Find the least squares approximation to the match the data:

\[\begin{split} \begin{array}{c|ccccc} t & -1.0 & -0.5 & 0 & 0.5 & 1.0 \\ \hline y & 1.0 & 0.5 & 0.0 & 0.5 & 2.0 \end{array} \end{split}\]
../_images/748d8b97c8d29c0db01ba3639ca91cd3a26d13c160d8ac48df4f1da1bb8e57a9.png

Problems with the normal equations#

Consider the matrix \(A = \begin{pmatrix} 1 & 1 \\ \varepsilon & 0 \\ 0 & \varepsilon \end{pmatrix}\), which gives

\[\begin{split} A^T A = \begin{pmatrix} 1 + \varepsilon^2 & 1 \\ 1 & 1 + \varepsilon^2. \end{pmatrix} \end{split}\]

If \(\varepsilon \approx \sqrt{eps}\) then the effects of rounding error can make \(A^T A\) appear to be singular.

See also: Nick Higham, Seven sins of numerical linear algebra

Sensitivity and conditioning#

  • The condition number of a square matrix \(A\) describes how close that matrix is to being singular.

  • If the condition number is larger then \(A\) is “close” to being singular.

  • When the condition number is very large it is likely that the effects of rounding errors will be most serious: we refer to such a system as being ill-conditioned.

  • The normal equations are typically quite ill-conditioned and so it is essential to use high precision arithmetic to solve them and specialised algorithms.

Summary#

  • Overdetermined systems are common in data modelling and they typically have no solution.

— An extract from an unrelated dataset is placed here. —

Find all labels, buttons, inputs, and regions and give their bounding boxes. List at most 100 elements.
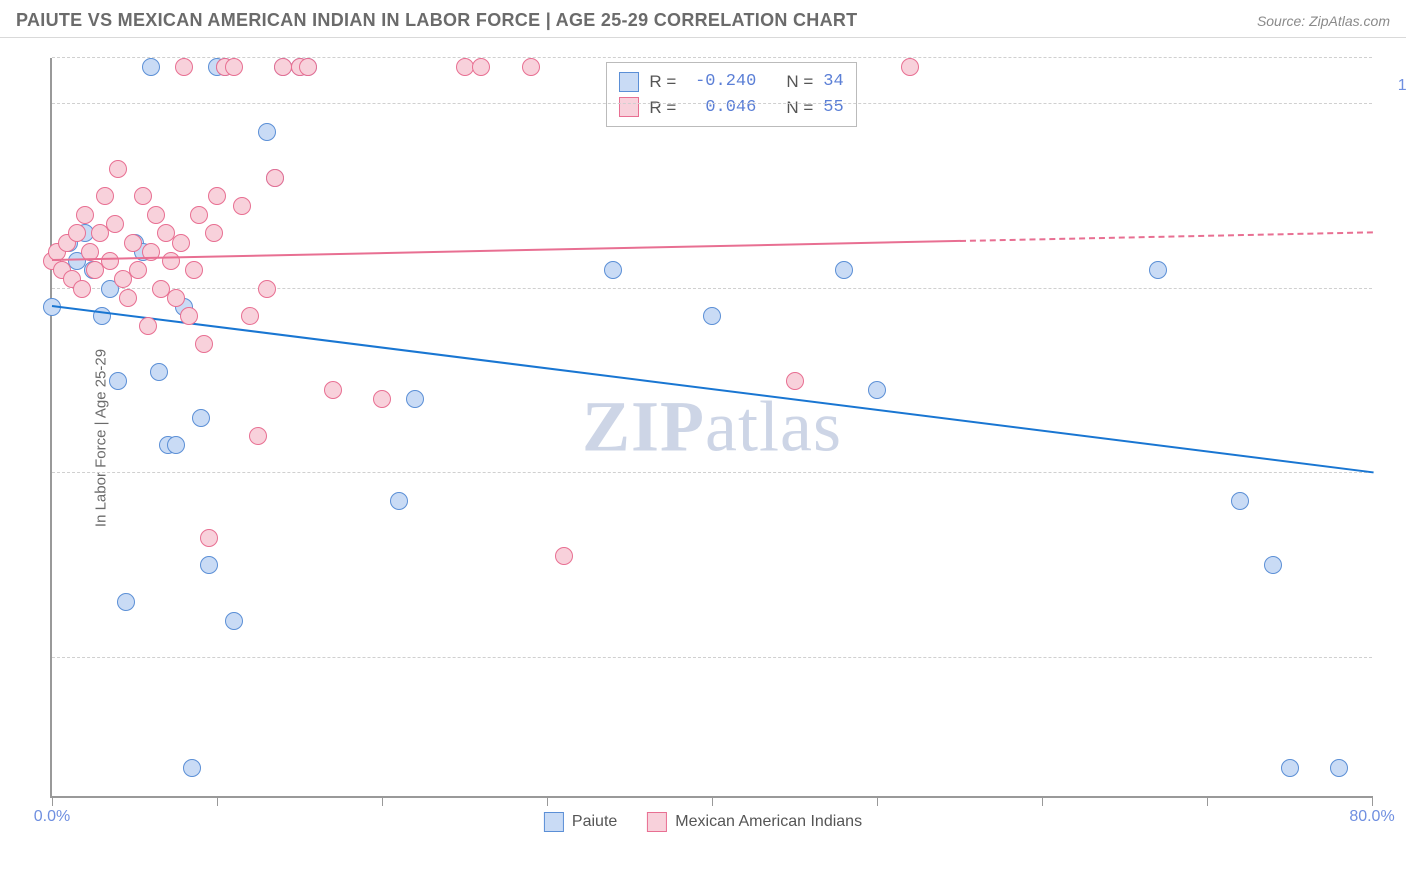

  • Even so, it is possible to find a closest solution to the problem.

  • It is common to measure this closeness in the Euclidean norm and this leads naturally to the least squares approximation.

  • A solution to this problem can be found by solving the normal equations but can must be taken to use arithmetic with sufficient precision and specialised algorithms.